Tonight I found that my brake lights in the 245 were not working.
The bulb failure sensor didn't trigger the orange light on the dash when depressing the pedal, so the only way I would have found out my brake lights weren't working would be to get rearended eventually.
And since my girlfriend is taking it on a 300 mile trip, I figured I had better solve the problem.
So I pulled the wires at the brake pedal switch and checked for continuity.
The switch worked.
Next, I went and rattled the bulbs in their holders and checked the wiring.. Everything was a-ok..
The fuses left something to be desired, but all work.
(note to self to replace with glass tube style)
Anyway, after contemplating where my problem could lie, I pulled the bulb failure sensor.
Then I completed the circuit to the brake pedal switch and the wire from it to the sensor with one of the tail light wires.
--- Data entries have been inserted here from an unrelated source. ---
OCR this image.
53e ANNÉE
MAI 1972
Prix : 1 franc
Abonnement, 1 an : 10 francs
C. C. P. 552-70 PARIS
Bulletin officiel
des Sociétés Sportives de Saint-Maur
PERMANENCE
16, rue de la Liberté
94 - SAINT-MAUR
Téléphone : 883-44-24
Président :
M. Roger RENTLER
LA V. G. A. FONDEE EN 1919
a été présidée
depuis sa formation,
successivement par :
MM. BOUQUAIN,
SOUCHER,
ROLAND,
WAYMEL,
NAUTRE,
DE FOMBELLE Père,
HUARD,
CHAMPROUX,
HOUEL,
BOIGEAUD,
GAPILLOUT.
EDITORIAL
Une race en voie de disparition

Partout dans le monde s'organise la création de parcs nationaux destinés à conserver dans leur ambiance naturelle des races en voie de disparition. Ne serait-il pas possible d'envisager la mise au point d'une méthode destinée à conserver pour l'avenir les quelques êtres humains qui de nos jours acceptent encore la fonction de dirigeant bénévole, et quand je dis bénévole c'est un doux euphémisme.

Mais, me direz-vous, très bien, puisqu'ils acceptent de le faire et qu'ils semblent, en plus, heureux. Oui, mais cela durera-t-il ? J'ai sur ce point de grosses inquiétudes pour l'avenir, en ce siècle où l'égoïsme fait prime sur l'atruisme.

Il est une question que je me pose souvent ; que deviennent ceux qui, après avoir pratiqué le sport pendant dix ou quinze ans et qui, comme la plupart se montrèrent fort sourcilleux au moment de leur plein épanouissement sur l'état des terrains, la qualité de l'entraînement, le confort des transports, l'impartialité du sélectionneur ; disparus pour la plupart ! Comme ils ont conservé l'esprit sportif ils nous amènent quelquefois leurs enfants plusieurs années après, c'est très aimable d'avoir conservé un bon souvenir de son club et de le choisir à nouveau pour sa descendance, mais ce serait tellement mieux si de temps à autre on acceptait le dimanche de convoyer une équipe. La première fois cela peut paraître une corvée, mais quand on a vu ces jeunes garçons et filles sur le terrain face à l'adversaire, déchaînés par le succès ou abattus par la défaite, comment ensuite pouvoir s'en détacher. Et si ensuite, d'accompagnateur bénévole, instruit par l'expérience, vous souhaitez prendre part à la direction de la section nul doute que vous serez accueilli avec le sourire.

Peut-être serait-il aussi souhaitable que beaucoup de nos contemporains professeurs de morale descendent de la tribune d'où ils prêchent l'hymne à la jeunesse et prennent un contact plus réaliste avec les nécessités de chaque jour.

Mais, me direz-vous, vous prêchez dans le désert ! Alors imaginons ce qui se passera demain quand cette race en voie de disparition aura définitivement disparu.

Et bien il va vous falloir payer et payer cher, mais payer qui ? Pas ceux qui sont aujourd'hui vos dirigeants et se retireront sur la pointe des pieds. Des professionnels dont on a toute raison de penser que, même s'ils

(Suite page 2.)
Wah-lah.. the brake light came on.
It turns out the fault was in the bulb failure sensor.
What to do???
the contacts were all good, and I opened it up.. nothing appeared fried in the circuitry..
So I soldered a bridge between all 4 of the wires that controlled the rear braking.
(main wire from the brake pedal, the two (right and left) tail lamp wires and the 3rd brake light wire)
Well, success is mine.. The brake lights now work, but at a price...
every time you push the pedal, the failure light on the dash comes on.
OH well will do for now.
Anyway, My whole question is do these things fail that often?>
And what might have caused mine to fail?
Also, are they cheap to replace?
I'd like everything to work 'correctly'
but was happy I could get by for now.